Ordinary least squares

Background

This exercise illustrates how to perform ordinary least squares (OLS) to identify which SNPs are significantly influencing phenotypes. We will ignore population structure in this example.

Install and load R packages

First, we are going to use the maize data included in the synbreedData package. Learn more about the Synbreed project and synbreed R packages.

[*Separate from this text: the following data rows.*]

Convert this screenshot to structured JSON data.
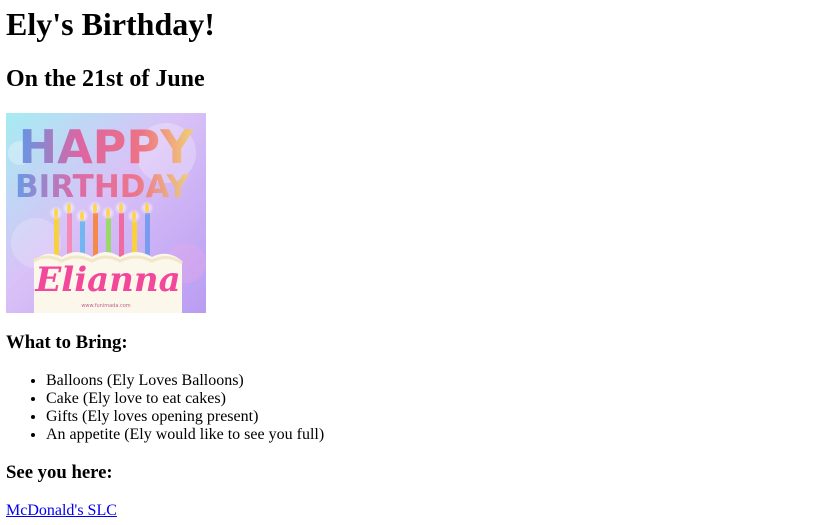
{
  "heading": {
    "title": "Ely's Birthday!",
    "date": "On the 21st of June"
  },
  "banner": {
    "line1": "HAPPY",
    "line2": "BIRTHDAY",
    "name": "Elianna",
    "watermark": "www.funimada.com",
    "colors": {
      "bg_top": "#b9e7f7",
      "bg_bottom": "#c9b4f6",
      "name": "#f2479b",
      "cake": "#fbf7ea"
    }
  },
  "bring": {
    "heading": "What to Bring:",
    "items": [
      "Balloons (Ely Loves Balloons)",
      "Cake (Ely love to eat cakes)",
      "Gifts (Ely loves opening present)",
      "An appetite (Ely would like to see you full)"
    ]
  },
  "location": {
    "heading": "See you here:",
    "link_text": "McDonald's SLC"
  }
}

rm(list=ls()) # delete the objects in the current environment 

# install.packages("synbreed")
# install.packages("synbreedData")
library(synbreed)
library(synbreedData)
data(maize)
?maize
summary(maize)

Read data

names(maize)
y1 <- as.vector(maize$pheno) # phenotype vector 
intercept <- rep(1, length(y1)) # intercept vector 
W1a <- cbind(intercept, maize$geno[,1:100]) # the intercept and the SNP matrix including the first 100 SNPs

length(y1) # 1250
dim(W1a) # 1250 101

Fitting OLS using the matrix multiplication operation

?solve # help page for the solve() function
?t # help page for the t() function

fit1a <- solve(t(W1a) %*% W1a) %*% t(W1a) %*% y1
head(fit1a) # estimates of the intercept and the first five SNP effects
tail(fit1a)

lm() function

We will use the lm() function to fit OLS and estimate fixed SNP effect coefficients. The summary() function summarizes a model fit.

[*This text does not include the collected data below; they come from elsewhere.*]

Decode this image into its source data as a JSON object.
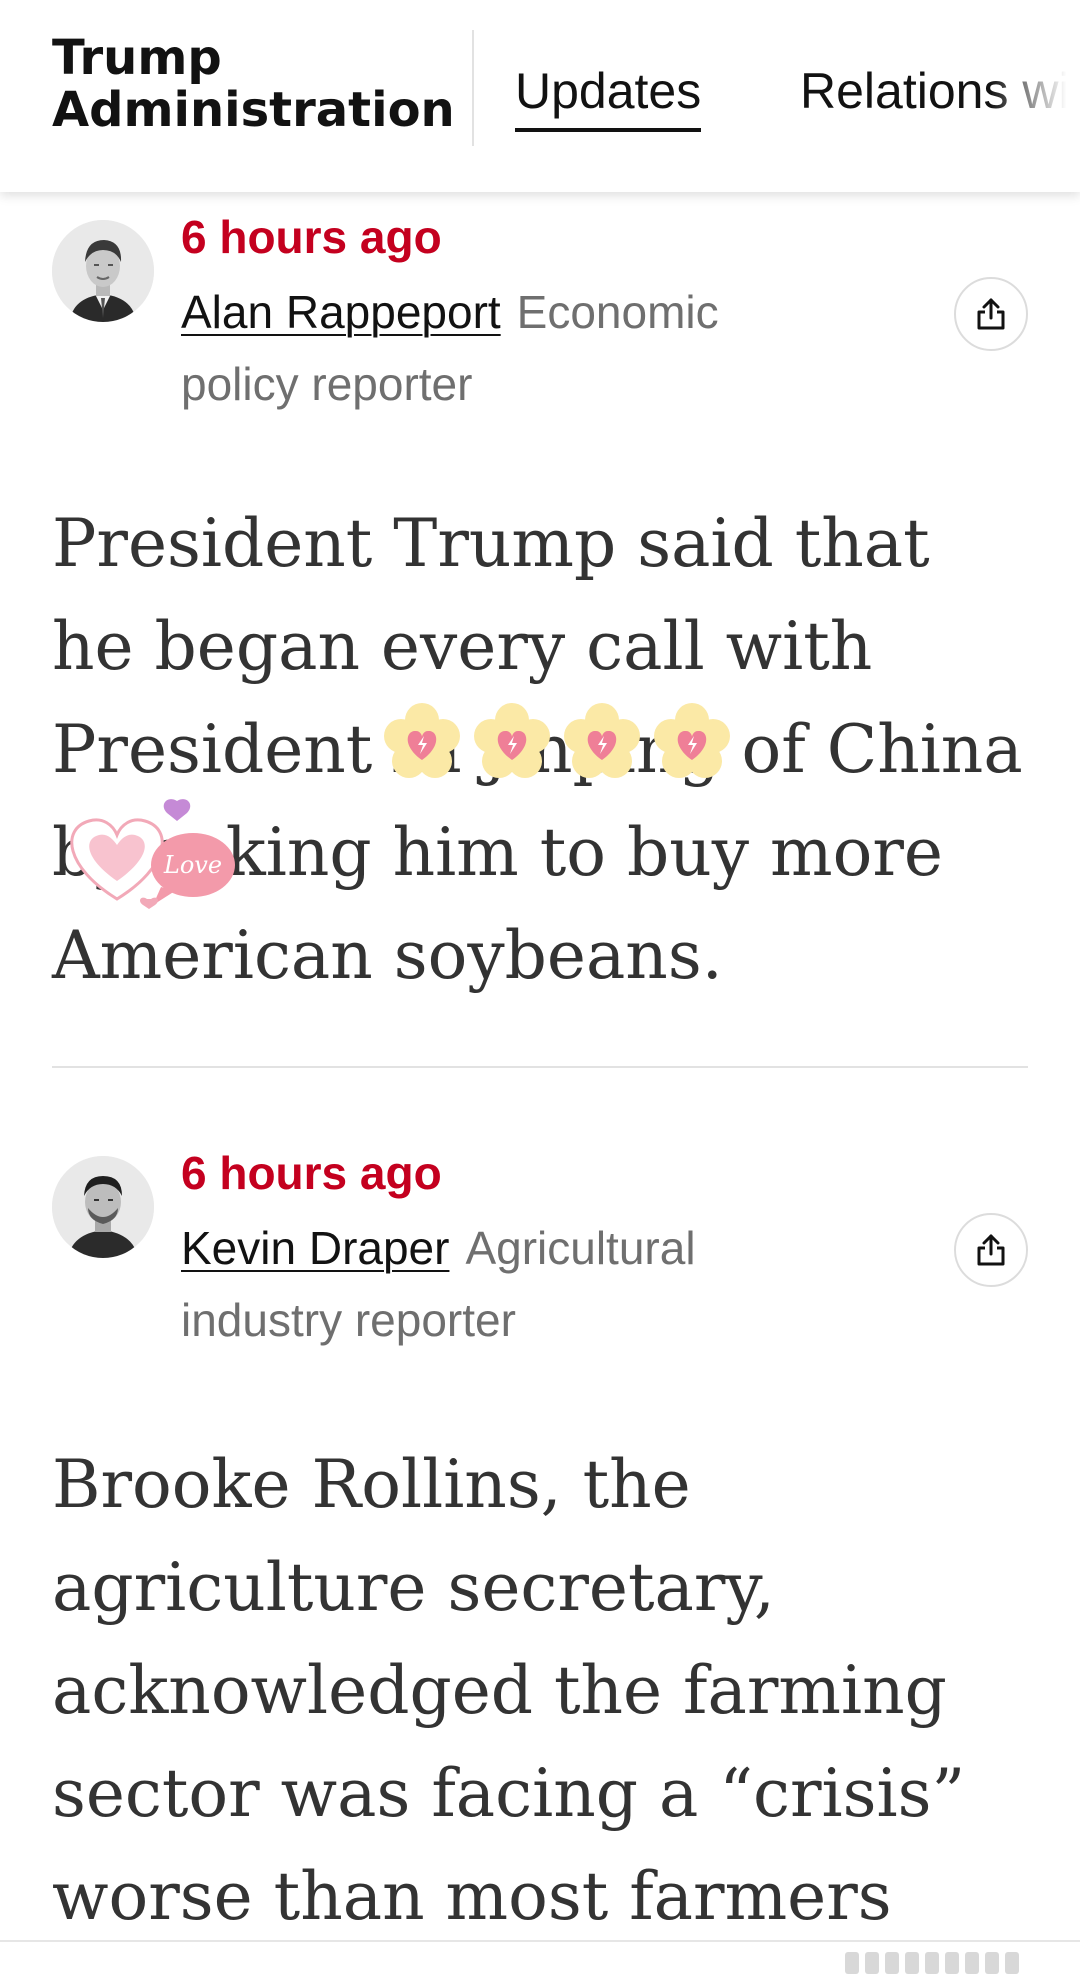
{
  "header": {
    "section_title_line1": "Trump",
    "section_title_line2": "Administration",
    "tabs": [
      {
        "label": "Updates",
        "active": true
      },
      {
        "label": "Relations wi",
        "active": false
      }
    ]
  },
  "entries": [
    {
      "timestamp": "6 hours ago",
      "author": "Alan Rappeport",
      "role": "Economic policy reporter",
      "text": "President Trump said that he began every call with President Xi Jinping of China by asking him to buy more American soybeans."
    },
    {
      "timestamp": "6 hours ago",
      "author": "Kevin Draper",
      "role": "Agricultural industry reporter",
      "text": "Brooke Rollins, the agriculture secretary, acknowledged the farming sector was facing a “crisis” worse than most farmers"
    }
  ],
  "stickers": {
    "love_text": "Love"
  },
  "colors": {
    "timestamp": "#c4001f",
    "text": "#121212",
    "muted": "#6f6f6f",
    "body": "#333333"
  },
  "icons": {
    "share": "share-icon"
  }
}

?lm # help page for the lm() function?

summary(lm(y1 ~ -1 + W1a))
names(summary(lm(y1 ~ -1 + W1a))) # names of accessible lists
summary(lm(y1 ~ -1 + W1a))$coef # return only coefficients
head(summary(lm(y1 ~ -1 + W1a))$coef) # return the first siz coefficients

head(lm.fit(W1a, y1)$coef) # fit the model using the lm.fit() function

t-values

How to obtain t-values in the third column?

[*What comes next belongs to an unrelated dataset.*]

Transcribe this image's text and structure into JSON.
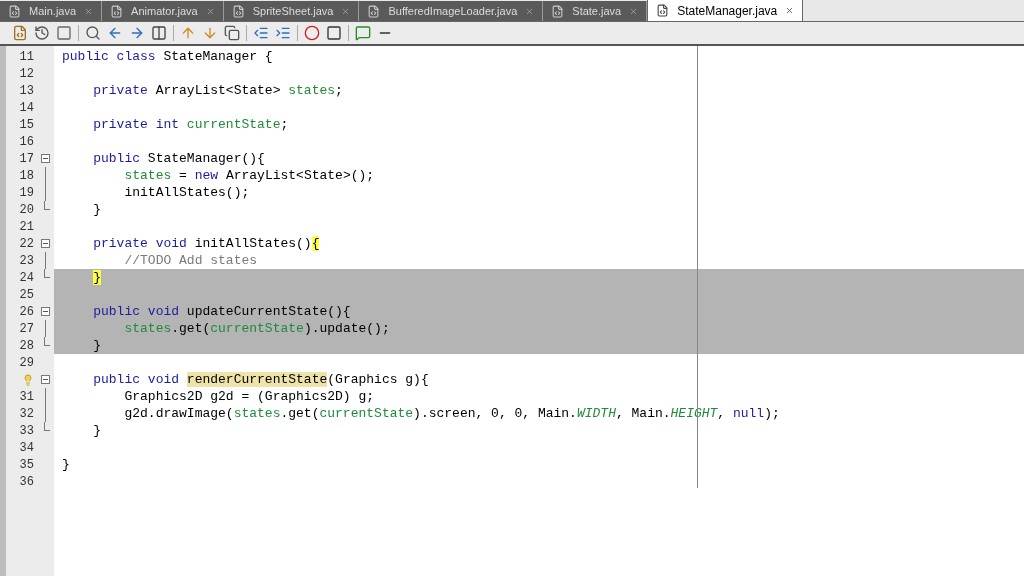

t0 <- 169.655798 / 16.796230 
t1 <- 2.054498 /  1.362064
t2 <- 8.685180 / 8.942172
t3 <- -7.896607 /  9.480402
t4 <- 4.005036  / 3.790624
t5 <- -3.425773 /  1.569304

p-values

How to obtain p-values in the fourth column?

my.df <- 1250 - 1 - 100

2*pt(q=t0, df=my.df, lower=FALSE) # intercept
2*pt(q=t1, df=my.df, lower=FALSE) # M1
2*pt(q=t2, df=my.df, lower=FALSE) # M2
2*pt(q=t3, df=my.df, lower=TRUE) # M3
2*pt(q=t4, df=my.df, lower=FALSE) # M4
2*pt(q=t5, df=my.df, lower=TRUE) # M5

Fitting the whole markers as fixed

W1b <- cbind(intercept, maize$geno) # the intercept and the whole SNP matrix 
dim(W1b) # 1250 1 + 1117

# use the solve() function
fit1b <- solve(t(W1b) %*% W1b) %*% t(W1b) %*% y1

# use the lm() function
summary(lm(y1 ~ -1 + W1b)) # check the warning

Load the cattle data

data(cattle)
?cattle
dim(cattle$geno)

y2 <- cattle$pheno[,1,1] # use the first phenotype
set.seed(100)
cattle2 <- codeGeno(cattle,impute=TRUE,impute.type="random", reference.allele = "minor")
W2 <- cattle2$geno

intercept2 <- rep(1, length(y2)) # intercept vector 
W2 <- cbind(intercept2, cattle2$geno) # the intercept and the SNP matrix 

length(y2) # 500
dim(W2) # 500 7250 + 1

Fit OLS to the cattle data

What happens when we fit OLS to the data with \(n < m\)?

fit2 <- solve(t(W2) %*% W2) %*% t(W2) %*% y2  

head(summary(lm(y2 ~ -1 + W2))$coef)